Chaos Analyst

Table of Contents

Abstract
#

As organisations look to new methodologies to increase, test, and verify resiliency of infrastructure and applications, so can SOCs look to new methodologies to validate integrity of logging, tools, platforms, analysis and re-enforce forensic tradecraft, as they incorporate automation tools into their arsenals. Chaos Analyst is a new methodology for SOCs which looks at implementing scenarios that force analysts to overcome obstacles that impact their ability to address alerts, or in more advanced scenarios, validate potentially compromised logs and data. This can be incorporated into red team activity to mimic more sophisticated attackers and manipulation, improving the ability of response, the tradecraft and preparedness of the SOC in detecting and preventing actors from compromising all elements of the business.

Chaos Engineering
#

While working for Netflix in 2011, Greg Orzell developed a tool called Chaos Monkey. The principle was to test and verify the resilience of Netflix’s IT infrastructure through intentionally disabling computers, in doing so identifying how the remaining systems would function.

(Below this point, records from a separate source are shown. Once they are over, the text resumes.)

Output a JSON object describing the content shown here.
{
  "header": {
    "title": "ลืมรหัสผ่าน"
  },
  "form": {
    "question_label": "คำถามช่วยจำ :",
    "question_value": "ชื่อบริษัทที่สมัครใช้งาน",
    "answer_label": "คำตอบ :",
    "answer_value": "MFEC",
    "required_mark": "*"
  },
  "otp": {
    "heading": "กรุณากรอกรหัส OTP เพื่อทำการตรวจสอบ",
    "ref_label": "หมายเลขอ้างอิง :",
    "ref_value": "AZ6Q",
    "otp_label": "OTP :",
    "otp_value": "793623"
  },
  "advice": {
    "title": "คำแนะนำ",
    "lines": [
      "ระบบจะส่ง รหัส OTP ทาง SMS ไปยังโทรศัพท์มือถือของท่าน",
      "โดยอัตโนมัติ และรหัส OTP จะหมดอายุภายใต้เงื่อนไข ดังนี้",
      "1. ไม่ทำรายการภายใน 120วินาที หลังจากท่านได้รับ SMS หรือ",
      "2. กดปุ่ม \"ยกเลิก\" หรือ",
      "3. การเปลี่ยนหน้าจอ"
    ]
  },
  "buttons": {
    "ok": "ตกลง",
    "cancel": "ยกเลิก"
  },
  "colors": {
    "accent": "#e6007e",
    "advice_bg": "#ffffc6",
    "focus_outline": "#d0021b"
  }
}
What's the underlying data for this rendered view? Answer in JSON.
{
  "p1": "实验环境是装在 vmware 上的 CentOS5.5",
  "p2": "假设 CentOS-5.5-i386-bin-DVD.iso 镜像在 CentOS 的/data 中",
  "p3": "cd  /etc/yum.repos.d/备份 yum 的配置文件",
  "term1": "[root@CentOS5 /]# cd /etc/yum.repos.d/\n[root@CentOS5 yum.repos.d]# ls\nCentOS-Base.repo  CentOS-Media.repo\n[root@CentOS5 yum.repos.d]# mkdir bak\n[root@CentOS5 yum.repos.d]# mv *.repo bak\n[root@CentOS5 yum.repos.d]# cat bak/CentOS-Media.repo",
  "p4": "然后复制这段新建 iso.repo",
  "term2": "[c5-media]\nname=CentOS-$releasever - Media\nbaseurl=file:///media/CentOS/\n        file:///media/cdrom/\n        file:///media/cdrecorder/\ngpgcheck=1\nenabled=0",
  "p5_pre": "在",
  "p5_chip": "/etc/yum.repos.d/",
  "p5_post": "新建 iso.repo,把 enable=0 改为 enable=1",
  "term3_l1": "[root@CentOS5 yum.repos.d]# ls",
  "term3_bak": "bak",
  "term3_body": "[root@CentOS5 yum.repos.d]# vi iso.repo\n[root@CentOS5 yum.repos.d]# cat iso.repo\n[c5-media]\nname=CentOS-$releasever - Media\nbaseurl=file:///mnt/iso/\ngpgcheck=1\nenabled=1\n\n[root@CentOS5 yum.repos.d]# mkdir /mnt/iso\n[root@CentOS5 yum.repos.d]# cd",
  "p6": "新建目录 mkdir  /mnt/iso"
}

The intent was to move away from a development model that assumed no breakdowns, and shift to one where breakdowns were considered to be inevitable, therefore forcing applications to build in resilience to handle such incidents. The concept could be related to the idea of a monkey being let loose in a data centre randomly hitting power buttons on systems.

Since then the concept has evolved into the field of chaos engineering, a discipline of experimenting on a software system in production in order to build confidence in the system’s capability to withstand turbulent and unexpected conditions.

The Automated SOC
#

As SOCs are gaining access to more sophisticated tooling, and driven by the MITRE ATT&CK model, SOCs are developing more diverse alerting and detections, but in doing so are facing new challenges. While their visibility is increasing, this now comes at the cost of an exponential increase in alerting. SOCs are having to the shift to a DevOps methodology to rapidly respond and develop new alerting and detection rules, which in turn are creating an extreme volume of cases for analysts to work on. As such this is driving SOCs to investigate how they can operate at scale, driving them towards automation tools to automate as much as possible, re-enforcing the DevOps methodology within the environment, and replacing the valuable forensic tradecraft and incident response knowledge with that of automation platform tooling and programming.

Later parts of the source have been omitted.